PAR had been shown in earlier studies to exist outside the cell and to be the engine of bone production, and the dominant PAR-producing enzymes, PARP1 and PARP2, are expressed in response to DNA damage and oxidative stress which are processes that are associated with bone and vascular calcification, this led to the hypothesis that it may also play a role in biomineralization.

"We could see signals from bone that we couldn't explain, so we looked for molecules from first principles to figure it out. We never would have predicted that it was caused by PAR, it was initially an accidental discovery, but we followed it up—and it's led to a potential therapy." says Duer.

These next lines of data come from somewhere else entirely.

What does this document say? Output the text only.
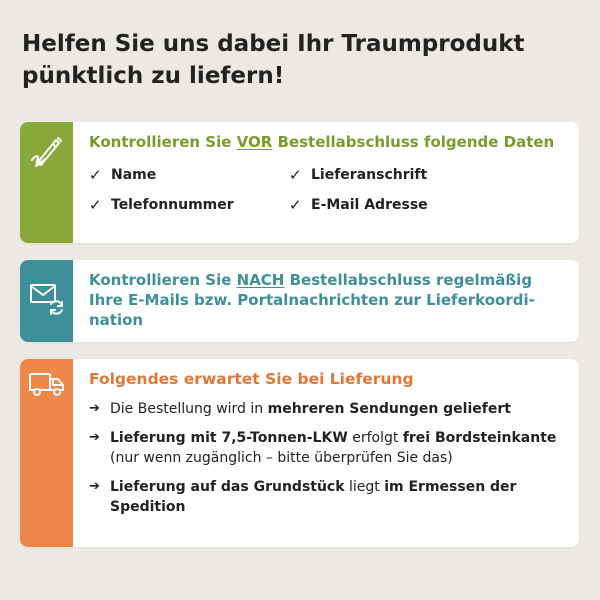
Helfen Sie uns dabei Ihr Traumprodukt
pünktlich zu liefern!

Kontrollieren Sie VOR Bestellabschluss folgende Daten

✓ Name	✓ Lieferanschrift
✓ Telefonnummer	✓ E-Mail Adresse

Kontrollieren Sie NACH Bestellabschluss regelmäßig Ihre E-Mails bzw. Portalnachrichten zur Lieferkoordi-nation

Folgendes erwartet Sie bei Lieferung

➔ Die Bestellung wird in mehreren Sendungen geliefert
➔ Lieferung mit 7,5-Tonnen-LKW erfolgt frei Bordsteinkante (nur wenn zugänglich – bitte überprüfen Sie das)
➔ Lieferung auf das Grundstück liegt im Ermessen der Spedition
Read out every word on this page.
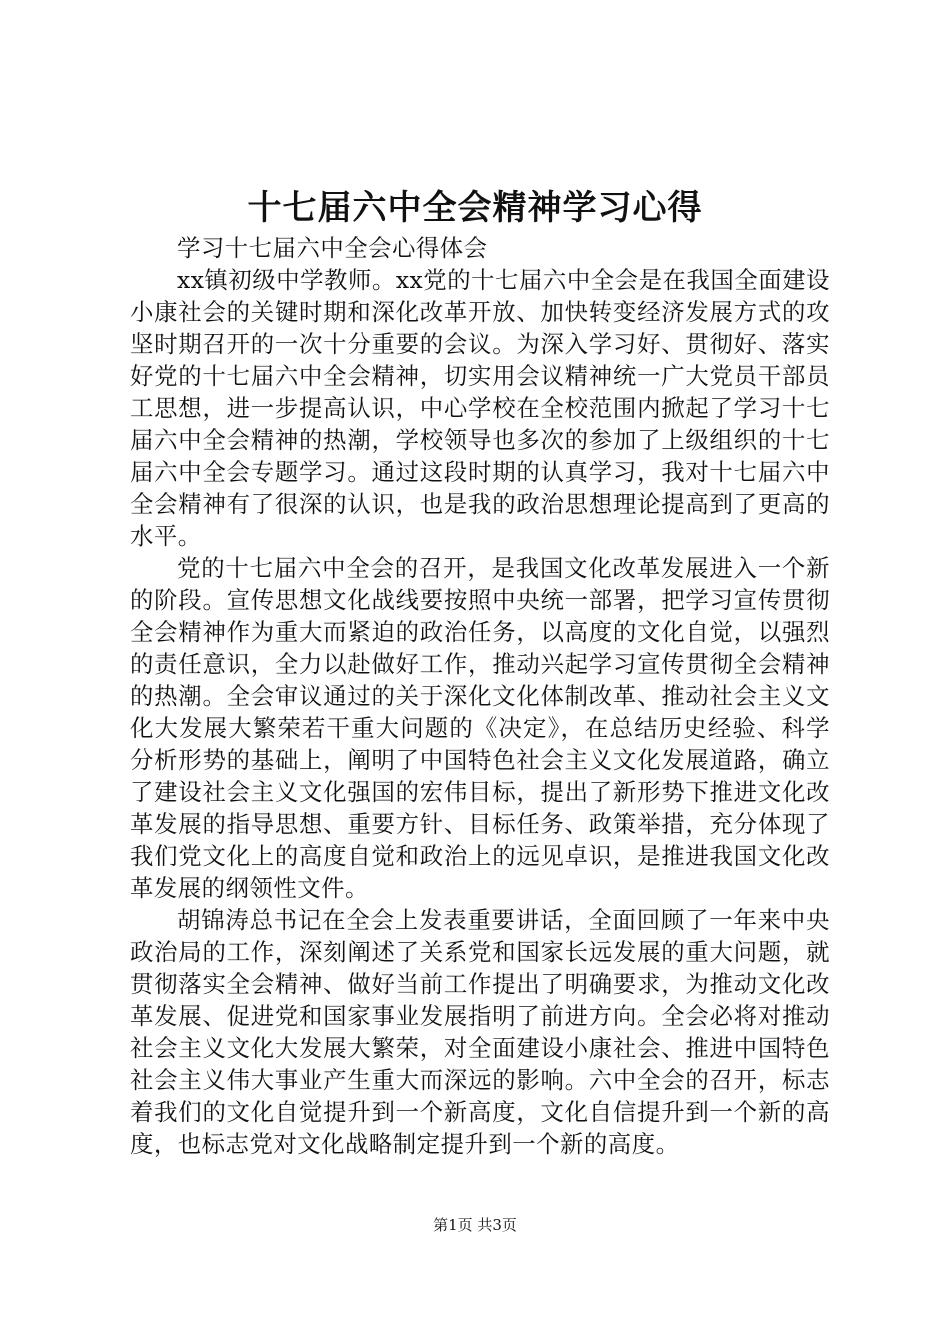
十七届六中全会精神学习心得

学习十七届六中全会心得体会

xx镇初级中学教师。xx党的十七届六中全会是在我国全面建设小康社会的关键时期和深化改革开放、加快转变经济发展方式的攻坚时期召开的一次十分重要的会议。为深入学习好、贯彻好、落实好党的十七届六中全会精神，切实用会议精神统一广大党员干部员工思想，进一步提高认识，中心学校在全校范围内掀起了学习十七届六中全会精神的热潮，学校领导也多次的参加了上级组织的十七届六中全会专题学习。通过这段时期的认真学习，我对十七届六中全会精神有了很深的认识，也是我的政治思想理论提高到了更高的水平。

党的十七届六中全会的召开，是我国文化改革发展进入一个新的阶段。宣传思想文化战线要按照中央统一部署，把学习宣传贯彻全会精神作为重大而紧迫的政治任务，以高度的文化自觉，以强烈的责任意识，全力以赴做好工作，推动兴起学习宣传贯彻全会精神的热潮。全会审议通过的关于深化文化体制改革、推动社会主义文化大发展大繁荣若干重大问题的《决定》，在总结历史经验、科学分析形势的基础上，阐明了中国特色社会主义文化发展道路，确立了建设社会主义文化强国的宏伟目标，提出了新形势下推进文化改革发展的指导思想、重要方针、目标任务、政策举措，充分体现了我们党文化上的高度自觉和政治上的远见卓识，是推进我国文化改革发展的纲领性文件。

胡锦涛总书记在全会上发表重要讲话，全面回顾了一年来中央政治局的工作，深刻阐述了关系党和国家长远发展的重大问题，就贯彻落实全会精神、做好当前工作提出了明确要求，为推动文化改革发展、促进党和国家事业发展指明了前进方向。全会必将对推动社会主义文化大发展大繁荣，对全面建设小康社会、推进中国特色社会主义伟大事业产生重大而深远的影响。六中全会的召开，标志着我们的文化自觉提升到一个新高度，文化自信提升到一个新的高度，也标志党对文化战略制定提升到一个新的高度。

第1页 共3页
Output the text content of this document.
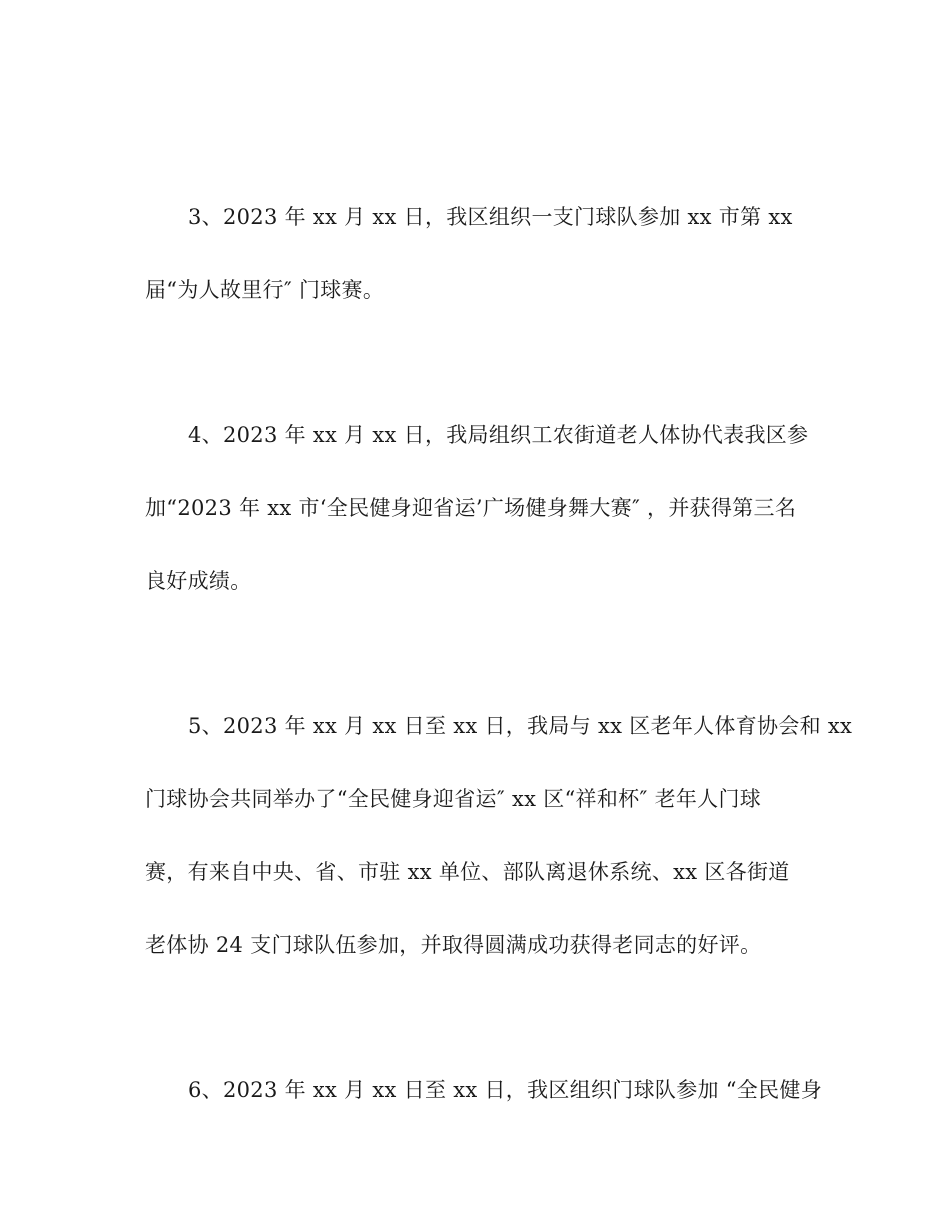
3、2023 年 xx 月 xx 日，我区组织一支门球队参加 xx 市第 xx
届“为人故里行″ 门球赛。
4、2023 年 xx 月 xx 日，我局组织工农街道老人体协代表我区参
加“2023 年 xx 市‘全民健身迎省运’广场健身舞大赛″ ，并获得第三名
良好成绩。
5、2023 年 xx 月 xx 日至 xx 日，我局与 xx 区老年人体育协会和 xx
门球协会共同举办了“全民健身迎省运″ xx 区“祥和杯″ 老年人门球
赛，有来自中央、省、市驻 xx 单位、部队离退休系统、xx 区各街道
老体协 24 支门球队伍参加，并取得圆满成功获得老同志的好评。
6、2023 年 xx 月 xx 日至 xx 日，我区组织门球队参加 “全民健身
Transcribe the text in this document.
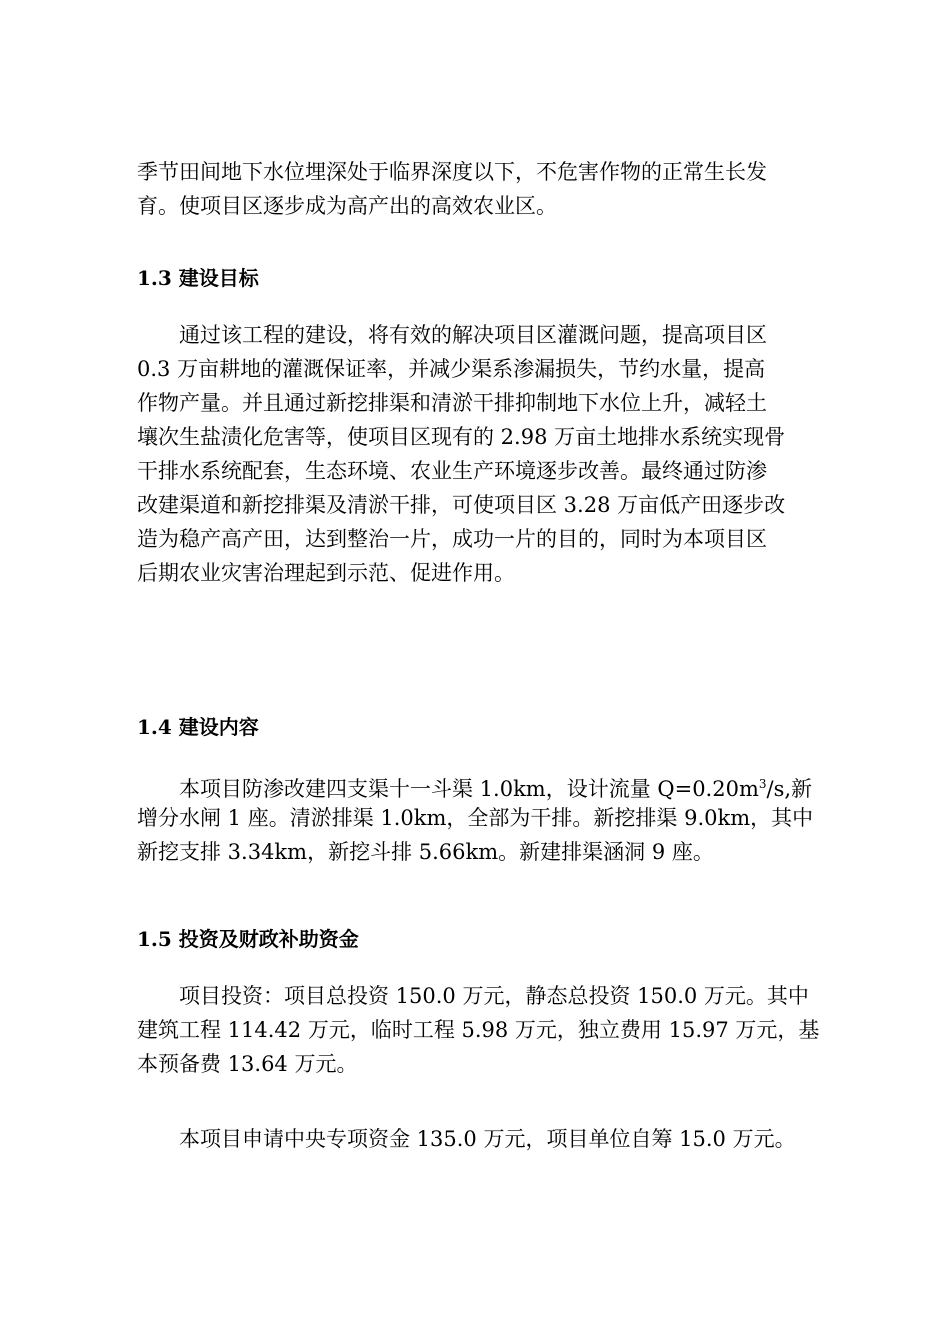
季节田间地下水位埋深处于临界深度以下，不危害作物的正常生长发
育。使项目区逐步成为高产出的高效农业区。
1.3 建设目标
通过该工程的建设，将有效的解决项目区灌溉问题，提高项目区
0.3 万亩耕地的灌溉保证率，并减少渠系渗漏损失，节约水量，提高
作物产量。并且通过新挖排渠和清淤干排抑制地下水位上升，减轻土
壤次生盐渍化危害等，使项目区现有的 2.98 万亩土地排水系统实现骨
干排水系统配套，生态环境、农业生产环境逐步改善。最终通过防渗
改建渠道和新挖排渠及清淤干排，可使项目区 3.28 万亩低产田逐步改
造为稳产高产田，达到整治一片，成功一片的目的，同时为本项目区
后期农业灾害治理起到示范、促进作用。
1.4 建设内容
本项目防渗改建四支渠十一斗渠 1.0km，设计流量 $Q=0.20m^3/s$,新
增分水闸 1 座。清淤排渠 1.0km，全部为干排。新挖排渠 9.0km，其中
新挖支排 3.34km，新挖斗排 5.66km。新建排渠涵洞 9 座。
1.5 投资及财政补助资金
项目投资：项目总投资 150.0 万元，静态总投资 150.0 万元。其中
建筑工程 114.42 万元，临时工程 5.98 万元，独立费用 15.97 万元，基
本预备费 13.64 万元。
本项目申请中央专项资金 135.0 万元，项目单位自筹 15.0 万元。
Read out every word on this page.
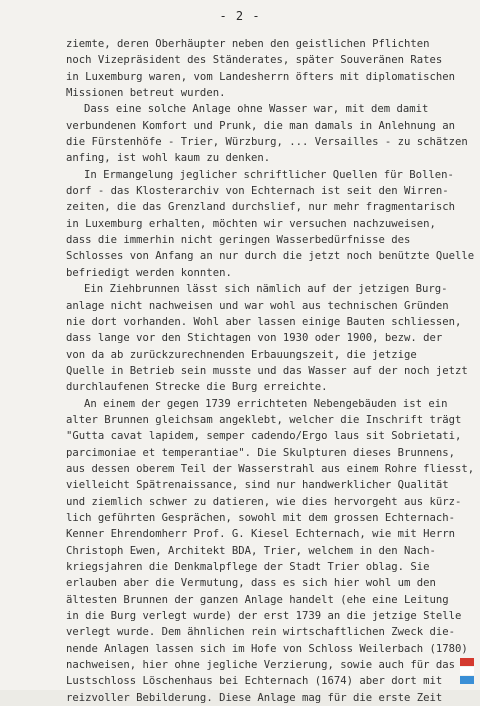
- 2 -
ziemte, deren Oberhäupter neben den geistlichen Pflichten
noch Vizepräsident des Ständerates, später Souveränen Rates
in Luxemburg waren, vom Landesherrn öfters mit diplomatischen
Missionen betreut wurden.
Dass eine solche Anlage ohne Wasser war, mit dem damit
verbundenen Komfort und Prunk, die man damals in Anlehnung an
die Fürstenhöfe - Trier, Würzburg, ... Versailles - zu schätzen
anfing, ist wohl kaum zu denken.
In Ermangelung jeglicher schriftlicher Quellen für Bollen-
dorf - das Klosterarchiv von Echternach ist seit den Wirren-
zeiten, die das Grenzland durchslief, nur mehr fragmentarisch
in Luxemburg erhalten, möchten wir versuchen nachzuweisen,
dass die immerhin nicht geringen Wasserbedürfnisse des
Schlosses von Anfang an nur durch die jetzt noch benützte Quelle
befriedigt werden konnten.
Ein Ziehbrunnen lässt sich nämlich auf der jetzigen Burg-
anlage nicht nachweisen und war wohl aus technischen Gründen
nie dort vorhanden. Wohl aber lassen einige Bauten schliessen,
dass lange vor den Stichtagen von 1930 oder 1900, bezw. der
von da ab zurückzurechnenden Erbauungszeit, die jetzige
Quelle in Betrieb sein musste und das Wasser auf der noch jetzt
durchlaufenen Strecke die Burg erreichte.
An einem der gegen 1739 errichteten Nebengebäuden ist ein
alter Brunnen gleichsam angeklebt, welcher die Inschrift trägt
"Gutta cavat lapidem, semper cadendo/Ergo laus sit Sobrietati,
parcimoniae et temperantiae". Die Skulpturen dieses Brunnens,
aus dessen oberem Teil der Wasserstrahl aus einem Rohre fliesst,
vielleicht Spätrenaissance, sind nur handwerklicher Qualität
und ziemlich schwer zu datieren, wie dies hervorgeht aus kürz-
lich geführten Gesprächen, sowohl mit dem grossen Echternach-
Kenner Ehrendomherr Prof. G. Kiesel Echternach, wie mit Herrn
Christoph Ewen, Architekt BDA, Trier, welchem in den Nach-
kriegsjahren die Denkmalpflege der Stadt Trier oblag. Sie
erlauben aber die Vermutung, dass es sich hier wohl um den
ältesten Brunnen der ganzen Anlage handelt (ehe eine Leitung
in die Burg verlegt wurde) der erst 1739 an die jetzige Stelle
verlegt wurde. Dem ähnlichen rein wirtschaftlichen Zweck die-
nende Anlagen lassen sich im Hofe von Schloss Weilerbach (1780)
nachweisen, hier ohne jegliche Verzierung, sowie auch für das
Lustschloss Löschenhaus bei Echternach (1674) aber dort mit
reizvoller Bebilderung. Diese Anlage mag für die erste Zeit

"I'd been thinking for years that hardening of the arteries was linked to DNA damage, and that DNA damage is a pathway switched on by many agents including smoking and lipids. When this pathway is switched on, it drives the pathologies associated with ageing. If enough damage is present, the arteries will eventually reflect it." says Shanahan.

NMR spectroscopy allowed the team to observe cells releasing PAR when they became stressed and died which binds very strongly to calcium ions, and once released begins to mop up calcium into larger droplets that stick onto artery wall components that give the artery its elasticity, where they then form ordered crystals and solidify to harden the arteries.

Once links between DNA damage-PAR-bone/artery calcification were identified, the team moved on to investigating ways to block this pathway using a PARP inhibitor: collaborations with Cycle Pharmaceuticals identified 6 known molecules that might inhibit the PARP enzymes; detailed studies show that minocycline was highly effective in preventing hardening of the arteries.

Cycle Pharmaceuticals has been licenced this patented technology by the University; proof of principle trials in human patients are hoped to be carried out within the next 12-18 months.

"We had to find an existing molecule that is cheap and safe, otherwise, it would be decades before we would get a treatment. If something has already been shown to be safe in humans, the journey to the clinic can be much faster." says Shanahan.

"It's been 12 years of basic research to get to this point," said Duer. "We set out with absolutely no expectation of finding a potential treatment—there is no treatment currently and nobody would have believed us if we had said at that point we were going to cure hardening of the arteries."

"Blood vessel calcification is a well-known risk factor for several heart and circulatory diseases, and can lead to high blood pressure and ultimately, a life-threatening heart attack," said Professor Jeremy Pearson, Associate Medical Director at the British Heart Foundation. "Now, researchers have shown how calcification of the walls of blood vessels takes place, and how the process differs from normal bone formation. By doing so, they have been able to identify a potential treatment to reduce blood vessel calcification without any adverse effects on bone. This type of treatment would benefit many people, and we eagerly await the results of the anticipated clinical trials looking at whether this drug lives up to its early promise."